The trouble began when Josh Harrison led off the bottom of the third with a triple and scored on an infield ground ball. The streak was broken, but no further damage was done in the inning. However, the same couldn’t be said for the following frame. The fourth started out with a walk to Jose Abreu and a single to Josh Burger, but it was AJ Pollock who supplied the big shot in the inning. Just as he had on Tuesday night, the former Dodger reminded his old employer what they were missing. He ripped an opposite field double down the right field line that scored Abreu and moved Burger to third. Already it was 2-0 Sox.
After Yasmani Grandal walked, Dave Roberts had seen enough. However, Anderson’s replacement, Brusdar Graterol, didn’t fare much better. He plunked a batter to score a run on his second pitch, and then gave up a sac fly two pitches after that. A very David Pricean performance. The inning finally ended with the Dodgers in a four-run hole going into the fifth.
Dodgers flip the script
However, boy howdy, did things ever change after that. Over the next two innings, the Dodgers batted around a couple of times and put ten (count ’em, ten!) runs on the board. In the fifth, most of the damage came with two outs, thanks to doubles by both Freddie Freeman and the newly activated Max Muncy, just back from his rehab start in OKC.
Then, in the sixth, Tony La Russa got a little too cute and walked Trea Turner with a 1-2 count (what was he thinking?) in order to get a left on left matchup with Muncy. Max didn’t particularly care for that monkeyshine, so he promptly whacked a three-run home run to left center to make the score a seemingly insurmountable 10-5.
Bullpen falters, but holds on
However, the Sox did their best to “surmount” that lead. They took advantage of an erratic Alex Vesia in the eighth and a ineffective Daniel Hudson in the ninth to score four runs and crawl right back into the game.
Now behind 11-9 (Gavin Lux had knocked home the Dodgers’ 11th run in the ninth), the Sox had the winning run at the plate with two outs. Luckily, Hudson got a whiff from pinch hitter Gavin Sheets to end the game and preserve the win. It was a crazy end to an insane game.
On to San Francisco…
Winning this series, the Dodgers push their road record to 21-10, best in baseball. If not for the underperformance at home this year, the Dodgers could be starting to get some separation from the pack. As it is, though, the standings have been sort of frozen in place for the last couple of weeks. However, the Dodgers can do their cause a lot of good in the race this weekend with a good series against the Giants up in Oracle Park. The Giants are hanging on by their fingernails right now, trailing the Dodgers by 6.5 games. They could fall off the end of the earth this weekend, or they could play themselves right back into contention. Should be a good weekend of baseball. Walker Buehler tries to right the ship on Friday, facing off against righty Jakob Junis. Let’s go!
Cans of Corn…
- Man, it was good to see Max Muncy getting hits in the middle of the lineup again. That’s what this batting order should look like.

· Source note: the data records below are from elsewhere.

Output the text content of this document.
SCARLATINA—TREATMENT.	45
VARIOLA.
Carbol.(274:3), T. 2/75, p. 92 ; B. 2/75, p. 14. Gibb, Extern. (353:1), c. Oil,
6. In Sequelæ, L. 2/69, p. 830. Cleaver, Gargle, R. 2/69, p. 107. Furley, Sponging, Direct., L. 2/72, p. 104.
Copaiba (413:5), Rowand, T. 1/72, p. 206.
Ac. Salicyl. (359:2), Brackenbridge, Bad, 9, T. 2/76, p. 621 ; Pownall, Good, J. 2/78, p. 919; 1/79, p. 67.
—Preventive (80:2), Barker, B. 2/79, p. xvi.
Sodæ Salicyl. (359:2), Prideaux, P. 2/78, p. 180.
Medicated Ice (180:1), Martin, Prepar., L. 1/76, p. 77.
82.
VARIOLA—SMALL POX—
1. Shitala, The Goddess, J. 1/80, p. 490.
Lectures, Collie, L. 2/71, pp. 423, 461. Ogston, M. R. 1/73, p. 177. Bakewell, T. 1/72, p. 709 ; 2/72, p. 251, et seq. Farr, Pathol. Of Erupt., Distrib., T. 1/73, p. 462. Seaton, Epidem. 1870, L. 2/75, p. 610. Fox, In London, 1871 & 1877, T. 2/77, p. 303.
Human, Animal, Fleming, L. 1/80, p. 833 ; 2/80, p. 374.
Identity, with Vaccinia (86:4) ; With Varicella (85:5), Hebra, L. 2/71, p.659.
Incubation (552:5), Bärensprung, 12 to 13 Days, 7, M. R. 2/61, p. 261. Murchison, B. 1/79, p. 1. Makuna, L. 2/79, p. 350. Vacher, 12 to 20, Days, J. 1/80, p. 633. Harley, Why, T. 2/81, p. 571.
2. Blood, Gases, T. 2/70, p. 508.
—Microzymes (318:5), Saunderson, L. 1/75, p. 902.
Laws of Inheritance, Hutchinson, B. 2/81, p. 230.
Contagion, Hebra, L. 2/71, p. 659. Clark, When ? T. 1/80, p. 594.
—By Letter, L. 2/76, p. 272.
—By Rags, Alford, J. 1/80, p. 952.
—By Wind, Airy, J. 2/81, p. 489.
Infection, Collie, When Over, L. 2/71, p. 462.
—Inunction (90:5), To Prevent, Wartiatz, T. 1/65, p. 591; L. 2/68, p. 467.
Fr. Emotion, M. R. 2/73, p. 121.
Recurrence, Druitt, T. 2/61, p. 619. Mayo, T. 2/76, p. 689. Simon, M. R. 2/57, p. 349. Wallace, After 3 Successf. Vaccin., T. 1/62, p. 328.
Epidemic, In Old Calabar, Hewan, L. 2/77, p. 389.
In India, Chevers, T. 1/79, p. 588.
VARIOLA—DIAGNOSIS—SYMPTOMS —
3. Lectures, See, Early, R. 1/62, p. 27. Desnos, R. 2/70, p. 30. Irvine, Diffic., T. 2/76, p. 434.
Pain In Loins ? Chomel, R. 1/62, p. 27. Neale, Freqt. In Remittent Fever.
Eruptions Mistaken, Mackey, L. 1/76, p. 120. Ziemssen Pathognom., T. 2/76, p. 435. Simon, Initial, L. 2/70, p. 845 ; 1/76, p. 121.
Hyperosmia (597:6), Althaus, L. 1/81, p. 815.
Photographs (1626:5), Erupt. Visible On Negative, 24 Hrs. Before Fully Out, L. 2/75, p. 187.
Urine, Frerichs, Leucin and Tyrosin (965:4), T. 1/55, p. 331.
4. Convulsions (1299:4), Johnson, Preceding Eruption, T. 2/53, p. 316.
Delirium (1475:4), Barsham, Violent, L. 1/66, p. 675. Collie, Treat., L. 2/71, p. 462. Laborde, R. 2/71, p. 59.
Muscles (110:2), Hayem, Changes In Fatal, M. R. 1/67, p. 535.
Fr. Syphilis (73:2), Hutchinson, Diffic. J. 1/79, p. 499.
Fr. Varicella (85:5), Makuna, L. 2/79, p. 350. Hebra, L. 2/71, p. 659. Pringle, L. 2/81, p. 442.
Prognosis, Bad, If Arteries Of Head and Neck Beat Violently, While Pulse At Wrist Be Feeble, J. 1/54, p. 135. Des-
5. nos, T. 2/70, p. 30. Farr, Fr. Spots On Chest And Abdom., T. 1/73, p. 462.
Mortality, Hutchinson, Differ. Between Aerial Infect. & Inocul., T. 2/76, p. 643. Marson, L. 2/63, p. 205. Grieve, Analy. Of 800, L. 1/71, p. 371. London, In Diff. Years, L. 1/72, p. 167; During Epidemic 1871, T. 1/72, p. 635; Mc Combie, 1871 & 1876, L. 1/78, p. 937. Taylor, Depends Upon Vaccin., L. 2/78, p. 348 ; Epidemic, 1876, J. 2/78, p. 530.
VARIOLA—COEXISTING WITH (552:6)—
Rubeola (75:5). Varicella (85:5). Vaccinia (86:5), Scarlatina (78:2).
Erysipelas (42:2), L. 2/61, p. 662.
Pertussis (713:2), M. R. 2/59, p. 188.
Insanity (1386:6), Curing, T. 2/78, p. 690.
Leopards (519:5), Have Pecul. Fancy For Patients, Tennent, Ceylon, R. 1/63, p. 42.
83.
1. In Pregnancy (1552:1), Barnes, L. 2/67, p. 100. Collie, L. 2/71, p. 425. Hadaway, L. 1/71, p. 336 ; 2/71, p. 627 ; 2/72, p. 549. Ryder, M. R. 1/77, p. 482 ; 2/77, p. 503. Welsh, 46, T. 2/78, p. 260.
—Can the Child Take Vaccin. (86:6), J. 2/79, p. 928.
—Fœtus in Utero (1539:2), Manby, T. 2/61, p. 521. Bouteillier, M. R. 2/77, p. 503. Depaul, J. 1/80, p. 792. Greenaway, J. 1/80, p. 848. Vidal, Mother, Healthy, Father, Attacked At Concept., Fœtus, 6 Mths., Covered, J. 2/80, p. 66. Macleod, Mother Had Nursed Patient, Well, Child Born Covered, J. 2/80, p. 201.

- Gavin Lux had a very good afternoon — 4-for-4 with an RBI and two runs scored. The good day at the office raises his batting average to .290. That’s kind of All-Star-ish, isn’t it?
- Hopefully this is just a bump in the road for Anderson, but he just didn’t have it in this one.
- Freddie Freeman, very quiet in the first two games of the series, went 3-for-5 with 2 RBI.
- Mookie Betts went 0-for-6. Is it a slump, or a few bad days? Time will tell.
- Not impressed by the bullpen of late.
- I can’t be the only one who wants more high leverage from Yency Almonte.